Roddick adopted a moral
business persona
• Entine has criticised this as politically correct and as
cynical exploitation of ethical concerns.
• But Roddick gave the public an opportunity to choose
and they chose her products because of the values she
proclaimed.
• Where Friedman eschewed public morality and sought
to maximise preferences and wealth - Utilitarian
maximisation - Roddick stood for deontological
values, such as justice and human rights.
Allegations of smoke and mirrors
• Roddick did get animal testing banned in
the UK and Europe, even if the idea wasn’t
hers and the leg work was done by others.
• Fair trade was her idea even if she wasn’t
exemplary in implementing it.
• Many charities continue to regard Roddick
as making a significant difference to them.
Enough to make a change
• In short, despite Entine’s recycled criticisms, Anita
Roddick did have enough credibility to make a
large difference, even if she was not perfect.
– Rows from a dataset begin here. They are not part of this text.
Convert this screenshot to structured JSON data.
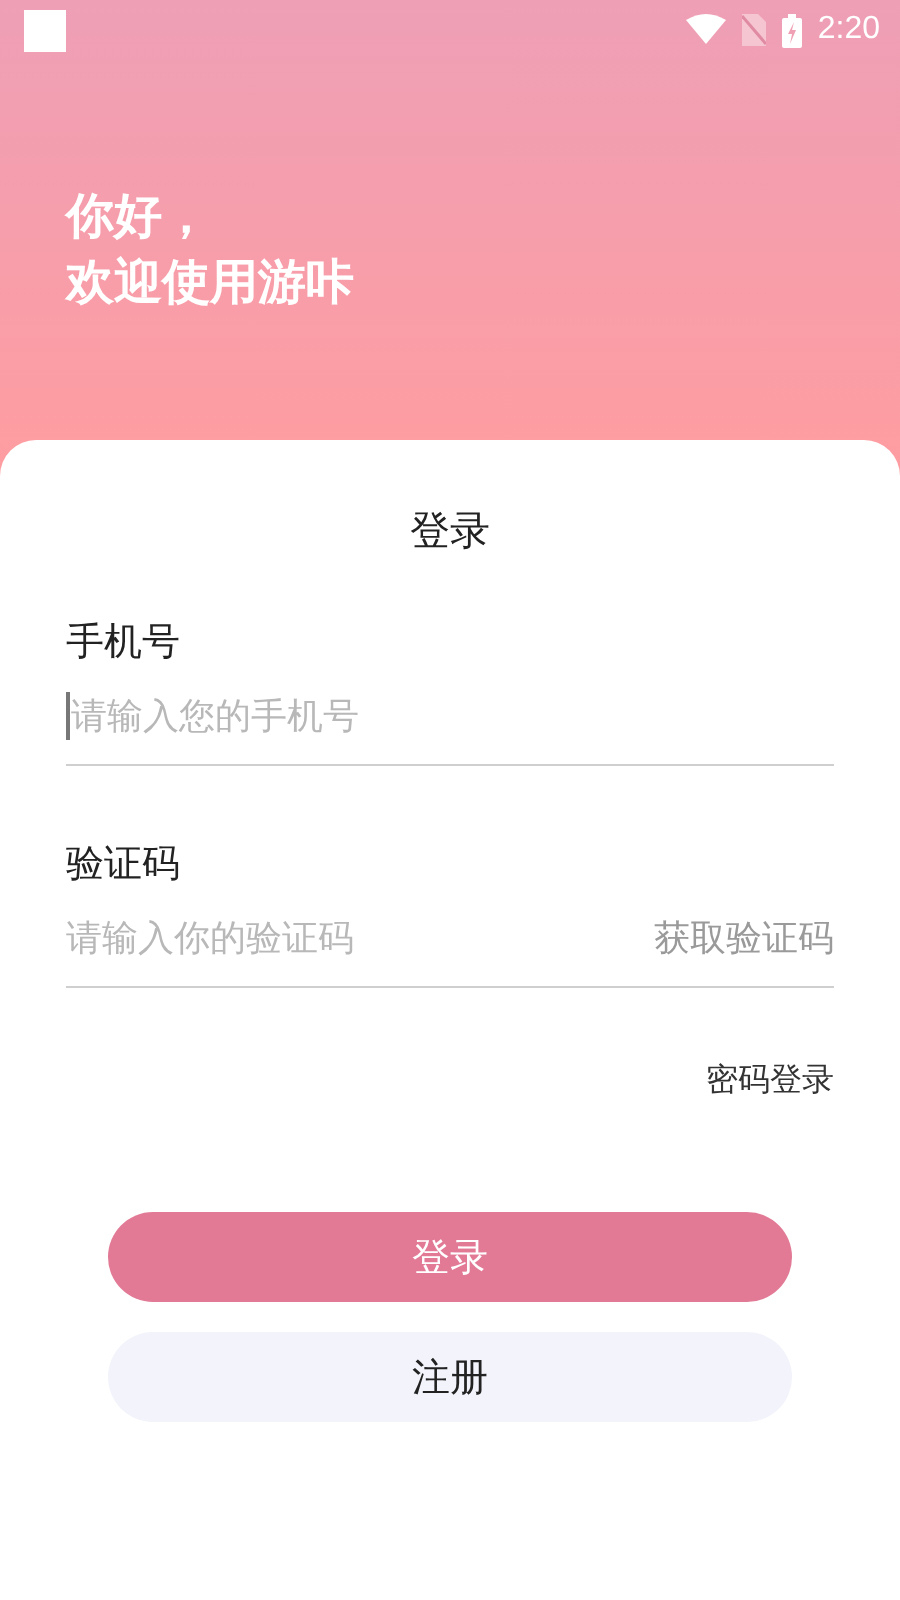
{
  "status_bar": {
    "time": "2:20"
  },
  "greeting": [
    "你好，",
    "欢迎使用游咔"
  ],
  "title": "登录",
  "fields": [
    {
      "label": "手机号",
      "placeholder": "请输入您的手机号",
      "focused": true
    },
    {
      "label": "验证码",
      "placeholder": "请输入你的验证码",
      "focused": false,
      "action": "获取验证码"
    }
  ],
  "alt_login": "密码登录",
  "buttons": [
    {
      "label": "登录",
      "kind": "primary"
    },
    {
      "label": "注册",
      "kind": "secondary"
    }
  ]
}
• Pace Kidder, there is NO ‘balance’ between ethics
and creativity, but one doesn’t have to be ‘pure’ to
do good.
• Are we to hold those who don’t care about ethics
to a lower standard than those who do?
Friedman today?
 Business works best when it is least fettered.
 People work best when they are free to make their
own decisions.
 Combining these two points, one can conclude
that a pro-active business response to the menu of
moral issues will head off government regulation;
and attract market support. The example of The
Body Shop supports such a belief - even if
Entine’s criticisms are well-founded.